Veronese, Venus with a Mirror (Venus at Her Toilette), mid-1580s. Oil on canvas.

This version of Venus with a mirror showed that Veronese was not only looking at Titian’s work but was clearly influenced by it. Veronese’s Venus is elegantly outfitted with rich fabrics and jewels and is depicted from behind. The apparent modesty of this view is compromised by the mirror, which offers in its reflection what is hidden from sight.

Tintoretto, Susannah and the Elders, about 1555-56. Oil on canvas.

Tintoretto’s painting of a woman with a mirror shows a scene from the Book of Daniel in which Susannah is observed bathing by two elderly men with lecherous intent. The mirror’s reflection offers Susannah the view denied to the men, who seek to invade the private garden space.
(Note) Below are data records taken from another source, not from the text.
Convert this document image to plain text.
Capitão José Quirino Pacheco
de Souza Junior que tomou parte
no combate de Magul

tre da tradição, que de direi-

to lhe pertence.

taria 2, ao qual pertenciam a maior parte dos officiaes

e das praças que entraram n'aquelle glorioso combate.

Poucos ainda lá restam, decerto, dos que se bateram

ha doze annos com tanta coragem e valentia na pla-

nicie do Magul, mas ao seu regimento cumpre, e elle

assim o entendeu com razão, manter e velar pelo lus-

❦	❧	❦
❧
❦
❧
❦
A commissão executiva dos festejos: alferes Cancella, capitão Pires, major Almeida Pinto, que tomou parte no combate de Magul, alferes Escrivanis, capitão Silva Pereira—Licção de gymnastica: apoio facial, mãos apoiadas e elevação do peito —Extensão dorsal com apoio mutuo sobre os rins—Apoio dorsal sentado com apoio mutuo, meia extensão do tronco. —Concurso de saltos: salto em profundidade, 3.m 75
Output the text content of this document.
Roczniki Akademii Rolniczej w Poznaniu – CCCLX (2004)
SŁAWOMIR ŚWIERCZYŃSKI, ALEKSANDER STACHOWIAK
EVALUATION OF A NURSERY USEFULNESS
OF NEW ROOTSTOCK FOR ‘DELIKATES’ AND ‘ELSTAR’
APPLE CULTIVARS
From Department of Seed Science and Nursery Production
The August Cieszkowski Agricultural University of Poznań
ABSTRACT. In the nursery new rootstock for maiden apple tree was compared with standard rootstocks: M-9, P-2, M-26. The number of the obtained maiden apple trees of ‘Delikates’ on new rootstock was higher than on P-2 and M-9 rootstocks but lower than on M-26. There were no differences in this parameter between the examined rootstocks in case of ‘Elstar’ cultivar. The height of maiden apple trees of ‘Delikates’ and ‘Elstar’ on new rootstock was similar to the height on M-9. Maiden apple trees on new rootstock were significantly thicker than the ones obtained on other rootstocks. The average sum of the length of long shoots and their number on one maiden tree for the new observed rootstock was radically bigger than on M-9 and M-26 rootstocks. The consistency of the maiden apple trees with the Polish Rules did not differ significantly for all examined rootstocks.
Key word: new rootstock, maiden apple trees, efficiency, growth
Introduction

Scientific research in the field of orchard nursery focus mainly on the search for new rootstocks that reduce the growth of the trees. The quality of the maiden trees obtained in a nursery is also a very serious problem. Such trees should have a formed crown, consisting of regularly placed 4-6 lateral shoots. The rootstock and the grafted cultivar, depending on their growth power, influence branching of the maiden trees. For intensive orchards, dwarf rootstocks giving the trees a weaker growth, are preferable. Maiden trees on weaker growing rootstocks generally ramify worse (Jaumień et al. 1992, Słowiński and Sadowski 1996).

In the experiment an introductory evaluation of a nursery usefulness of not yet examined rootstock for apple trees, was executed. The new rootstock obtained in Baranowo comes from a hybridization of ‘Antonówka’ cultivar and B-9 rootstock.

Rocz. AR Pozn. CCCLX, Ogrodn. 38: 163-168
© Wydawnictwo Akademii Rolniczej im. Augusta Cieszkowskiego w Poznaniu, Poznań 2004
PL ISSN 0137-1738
Although forty years separate the birth of Titian from that of Veronese, the careers of the three painters overlapped for almost four decades. The eloquent record of their artistic dialogue is most apparent when the powerful canvases each produced are considered side-by-side. Juxtapositions of two, three, and sometimes four paintings demonstrate how much these three artists were influenced by one another and how they used their paintings as critiques.

Titian, Tintoretto, and Veronese together created a body of work that defined a “Venetian style” through loose technique, rich coloring, and often pastoral or sensual subject matter. These elements inspired countless later artists, promoting a Venetian current in painting up to the twentieth century.

This show took my breath away and the only way I can describe it is "wow." There are a lot of paintings, they are all large and beautifully displayed.

*Note: I grabbed a great deal of this copy from the MFA website.